Gabby Severson is a mixed Indigenous visual artist working across photography, beadwork, basketry, and sculpture. Rooted in her upbringing in Oregon, her work engages with themes of identity, memory, and culture, drawing inspiration from her Siletz heritage.

She earned her BFA from Parsons School of Design and is currently getting her MFA in Fine Arts from California College of the Arts. She has exhibited her work in group shows at The ICA San Francisco and the Fine Arts Gallery at San Francisco State University.  
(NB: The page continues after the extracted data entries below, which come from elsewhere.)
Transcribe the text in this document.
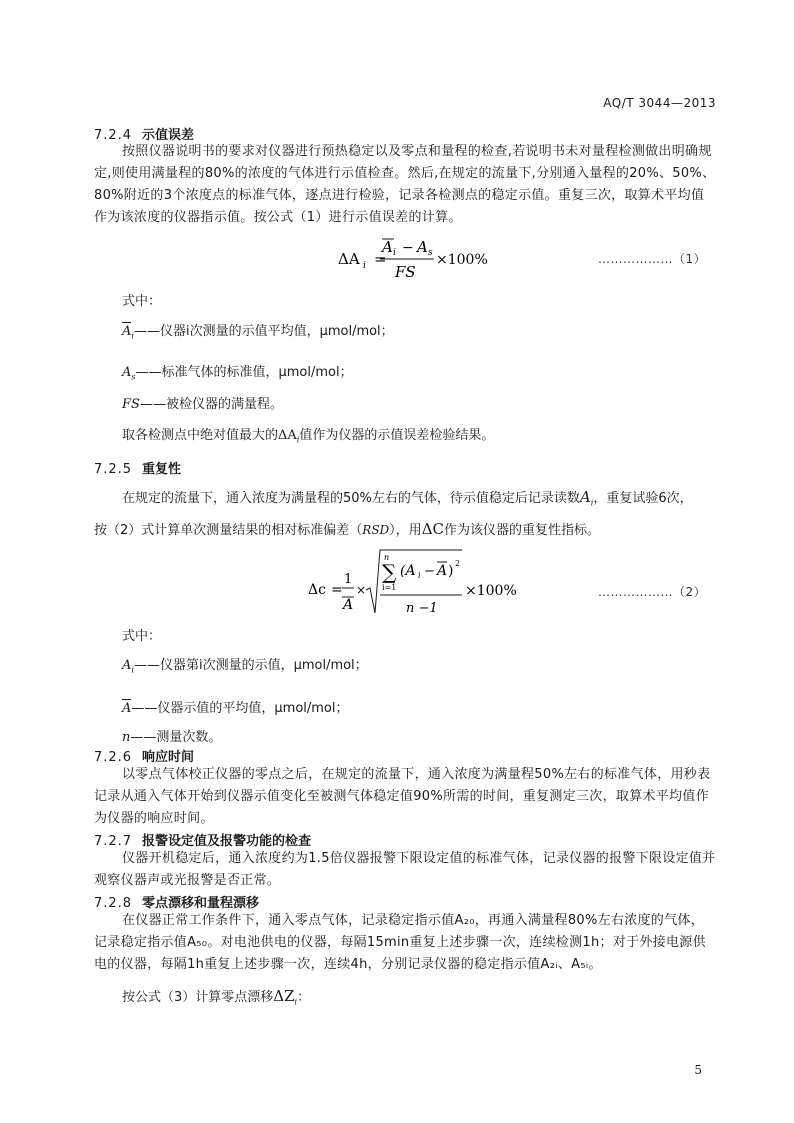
AQ/T 3044—2013
7.2.4 示值误差
按照仪器说明书的要求对仪器进行预热稳定以及零点和量程的检查,若说明书未对量程检测做出明确规定,则使用满量程的80%的浓度的气体进行示值检查。然后,在规定的流量下,分别通入量程的20%、50%、80%附近的3个浓度点的标准气体，逐点进行检验，记录各检测点的稳定示值。重复三次，取算术平均值作为该浓度的仪器指示值。按公式（1）进行示值误差的计算。
ΔA i =
A i − A s
FS
×100%	………………（1）
式中：
$A_i——$仪器i次测量的示值平均值，μmol/mol；
$A_s——$标准气体的标准值，μmol/mol；
FS——被检仪器的满量程。
取各检测点中绝对值最大的$\Delta A_i$值作为仪器的示值误差检验结果。
7.2.5 重复性
在规定的流量下，通入浓度为满量程的50%左右的气体，待示值稳定后记录读数$A_i$，重复试验6次，
按（2）式计算单次测量结果的相对标准偏差（RSD），用ΔC作为该仪器的重复性指标。
Δc =
1
A
×
n
∑
i=1
(A i − A ) 2
n −1
×100%	………………（2）
式中：
$A_i——$仪器第i次测量的示值，μmol/mol；
A——仪器示值的平均值，μmol/mol；
n——测量次数。
7.2.6 响应时间
以零点气体校正仪器的零点之后，在规定的流量下，通入浓度为满量程50%左右的标准气体，用秒表记录从通入气体开始到仪器示值变化至被测气体稳定值90%所需的时间，重复测定三次，取算术平均值作为仪器的响应时间。
7.2.7 报警设定值及报警功能的检查
仪器开机稳定后，通入浓度约为1.5倍仪器报警下限设定值的标准气体，记录仪器的报警下限设定值并观察仪器声或光报警是否正常。
7.2.8 零点漂移和量程漂移
在仪器正常工作条件下，通入零点气体，记录稳定指示值A₂₀，再通入满量程80%左右浓度的气体，记录稳定指示值A₅₀。对电池供电的仪器，每隔15min重复上述步骤一次，连续检测1h；对于外接电源供电的仪器，每隔1h重复上述步骤一次，连续4h，分别记录仪器的稳定指示值A₂ᵢ、A₅ᵢ。
按公式（3）计算零点漂移$\Delta Z_i$：
5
 I take photographs as a way to record evidence of my Indigenous Siletz identity. By working with these pictures I take from my iphone I use mapping technology to draw a gridded plan for beaded works that regenerate these images. Once the picture has been pixelated through the software’s filter, I hand-bead the resulting pattern. Beading from the digital patterns becomes a visual metaphor for how cultural knowledge travels across generations which is distorted, filtered and has shifted.

Through this process, my beadwork is coded to reveal and obscure my experiences of kinship within my family. Each bead is a meditative step toward reconnecting with my ancestors and myself. The resolution of the image created by the beads becomes a tool for questioning what is unseen—what has been erased or forgotten in the fabric of my Siletz identity.